While the standard concerning privacy is flexible and may be subject to conflicting interpretations, the courts have provided substantial direction regarding the privacy of public officers employees. It is clear that public officers and employees enjoy a lesser degree of privacy than others, for it has been found in various contexts that public officers and employees are required to be more accountable than others. With regard to records pertaining to public officers and employees, the courts have found that, as a general rule, records that are relevant to the performance of a their official duties are available, for disclosure in such instances would result in a permissible rather than an unwarranted invasion of personal privacy [see e.g., Farrell v. Village Board of Trustees, 372 NYS 2d 905 (1975); Gannett Co. v. County of Monroe, 59 AD 2d 309 (1977), aff'd 45 NY 2d 954 (1978); Sinicropi v. County of Nassau, 76 AD 2d 838 (1980); Geneva Printing Co. and Donald C. Hadley v. Village of Lyons, Sup. Ct., Wayne Cty., March 25, 1981; Montes v. State, 406 NYS 2d 664 (Court of Claims, 1978); Powhida v. City of Albany, 147 AD 2d 236 (1989); Scaccia v. NYS Division of State Police, 530 NYS 2d 309, 138 AD 2d 50 (1988); Steinmetz v. Board of Education, East Moriches, supra; Capital Newspapers v. Burns, 67 NY 2d 562 (1986)]. Conversely, to the extent that records are irrelevant to the performance of one's official duties, it has been found that disclosure would indeed constitute an unwarranted invasion of personal privacy [see e.g., Matter of Wool, Sup. Ct., Nassau Cty., NYLJ, Nov. 22, 1977].
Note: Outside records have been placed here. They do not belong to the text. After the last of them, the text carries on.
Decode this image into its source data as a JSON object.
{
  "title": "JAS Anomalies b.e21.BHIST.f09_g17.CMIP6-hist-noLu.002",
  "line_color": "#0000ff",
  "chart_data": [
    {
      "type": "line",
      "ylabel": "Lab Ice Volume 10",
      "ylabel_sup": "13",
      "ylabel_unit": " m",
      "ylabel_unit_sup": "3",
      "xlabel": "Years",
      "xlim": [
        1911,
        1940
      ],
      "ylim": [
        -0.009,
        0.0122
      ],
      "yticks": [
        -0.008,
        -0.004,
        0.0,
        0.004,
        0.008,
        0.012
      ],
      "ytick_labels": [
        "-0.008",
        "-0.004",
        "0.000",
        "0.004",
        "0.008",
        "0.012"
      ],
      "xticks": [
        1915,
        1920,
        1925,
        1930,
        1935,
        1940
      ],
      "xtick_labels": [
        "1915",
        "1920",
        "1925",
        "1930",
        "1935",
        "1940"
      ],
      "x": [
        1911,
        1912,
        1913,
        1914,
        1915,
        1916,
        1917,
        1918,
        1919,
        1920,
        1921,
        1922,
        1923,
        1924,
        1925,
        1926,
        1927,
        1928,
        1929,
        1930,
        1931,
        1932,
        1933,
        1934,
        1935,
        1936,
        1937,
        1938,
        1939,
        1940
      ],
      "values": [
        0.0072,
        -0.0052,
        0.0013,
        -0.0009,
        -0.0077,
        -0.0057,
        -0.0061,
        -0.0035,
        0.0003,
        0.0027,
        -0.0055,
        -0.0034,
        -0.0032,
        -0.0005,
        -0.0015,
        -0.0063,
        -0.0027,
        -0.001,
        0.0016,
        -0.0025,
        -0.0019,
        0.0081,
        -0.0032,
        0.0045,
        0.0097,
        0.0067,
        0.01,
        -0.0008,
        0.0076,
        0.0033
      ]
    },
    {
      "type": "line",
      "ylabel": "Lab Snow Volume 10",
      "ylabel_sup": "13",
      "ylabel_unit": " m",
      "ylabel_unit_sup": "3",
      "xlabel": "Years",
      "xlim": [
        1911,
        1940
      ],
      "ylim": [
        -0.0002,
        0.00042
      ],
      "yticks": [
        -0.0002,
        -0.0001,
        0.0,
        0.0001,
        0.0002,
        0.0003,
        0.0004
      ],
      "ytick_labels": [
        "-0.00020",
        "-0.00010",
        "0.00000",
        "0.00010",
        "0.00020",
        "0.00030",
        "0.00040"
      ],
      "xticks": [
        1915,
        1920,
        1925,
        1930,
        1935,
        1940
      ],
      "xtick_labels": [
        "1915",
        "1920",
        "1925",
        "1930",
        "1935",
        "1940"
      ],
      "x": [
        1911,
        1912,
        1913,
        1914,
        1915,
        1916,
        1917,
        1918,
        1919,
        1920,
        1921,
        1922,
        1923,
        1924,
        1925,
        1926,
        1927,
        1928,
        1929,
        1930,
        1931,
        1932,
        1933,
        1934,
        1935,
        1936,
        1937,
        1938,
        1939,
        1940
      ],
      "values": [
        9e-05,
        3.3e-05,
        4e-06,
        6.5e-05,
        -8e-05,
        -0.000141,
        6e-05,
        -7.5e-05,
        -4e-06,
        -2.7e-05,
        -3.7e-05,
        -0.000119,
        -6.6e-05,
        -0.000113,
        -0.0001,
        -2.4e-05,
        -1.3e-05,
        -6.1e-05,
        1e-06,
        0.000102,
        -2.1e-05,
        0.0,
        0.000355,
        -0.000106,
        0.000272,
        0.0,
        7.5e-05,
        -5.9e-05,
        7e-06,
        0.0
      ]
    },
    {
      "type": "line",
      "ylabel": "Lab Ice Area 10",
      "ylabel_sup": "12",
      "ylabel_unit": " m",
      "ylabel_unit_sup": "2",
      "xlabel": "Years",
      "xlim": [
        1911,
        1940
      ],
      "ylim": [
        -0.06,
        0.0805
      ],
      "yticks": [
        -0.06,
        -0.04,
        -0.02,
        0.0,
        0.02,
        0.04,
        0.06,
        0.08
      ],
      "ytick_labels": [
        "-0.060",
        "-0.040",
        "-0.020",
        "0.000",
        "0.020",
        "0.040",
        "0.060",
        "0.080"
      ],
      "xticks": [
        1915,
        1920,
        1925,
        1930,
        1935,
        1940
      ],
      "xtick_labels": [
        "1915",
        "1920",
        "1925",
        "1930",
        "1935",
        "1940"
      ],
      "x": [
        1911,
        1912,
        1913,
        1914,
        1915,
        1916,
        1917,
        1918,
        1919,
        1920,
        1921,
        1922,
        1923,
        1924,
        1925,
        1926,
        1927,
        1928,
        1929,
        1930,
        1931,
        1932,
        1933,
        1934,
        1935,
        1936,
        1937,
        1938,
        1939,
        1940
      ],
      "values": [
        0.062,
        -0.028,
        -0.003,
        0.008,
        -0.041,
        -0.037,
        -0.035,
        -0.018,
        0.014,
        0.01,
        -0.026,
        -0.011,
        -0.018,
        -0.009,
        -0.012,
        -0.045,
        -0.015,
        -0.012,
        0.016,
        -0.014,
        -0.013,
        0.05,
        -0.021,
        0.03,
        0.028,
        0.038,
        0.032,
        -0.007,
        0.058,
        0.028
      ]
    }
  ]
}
The other ground for denial of significance, §87(2)(g), states that an agency may withhold records that:

"are inter-agency or intra-agency materials which are not:

i. statistical or factual tabulations or data;

ii. instructions to staff that affect the public;

iii. final agency policy or determinations; or

iv. external audits, including but not limited to audits performed by the comptroller and the federal government..."

It is noted that the language quoted above contains what in effect is a double negative. While inter- agency or intra-agency materials may be withheld, portions of such materials consisting of statistical or factual information, instructions to staff that affect the public, final agency policy or determinations or external audits must be made available, unless a different ground for denial could appropriately be asserted. Concurrently, those portions of inter-agency or intra-agency materials that are reflective of opinion, advice, recommendation and the like could in my view be withheld. Insofar as a request involve a final agency determination, I believe that such a determination must be disclosed, again, unless a different ground for denial could be asserted.

In consideration of the judicial decisions cited in the preceding commentary, I believe that disclosure of the agreement would constitute a permissible rather than unwarranted invasion of personal privacy and that it must be disclosed on request.

With respect to the letters of recommendation, §89(2)(b)(i) states that an unwarranted invasion of personal privacy includes "personal references of applicants for employment." Therefore, it appears that the letters of recommendation could be withheld from the public. I point out, however, that the Court of Appeals has held that the Freedom of Information Law is permissive, in that an agency may disclose records even if it is not obliged to do so [Capital Newspapers v. Burns, 67 NY2d 562, 567 (1986)]. Consequently, in my view, the letters of recommendation could be withheld, but the District would not be required to withhold them.

I hope that I have been of assistance.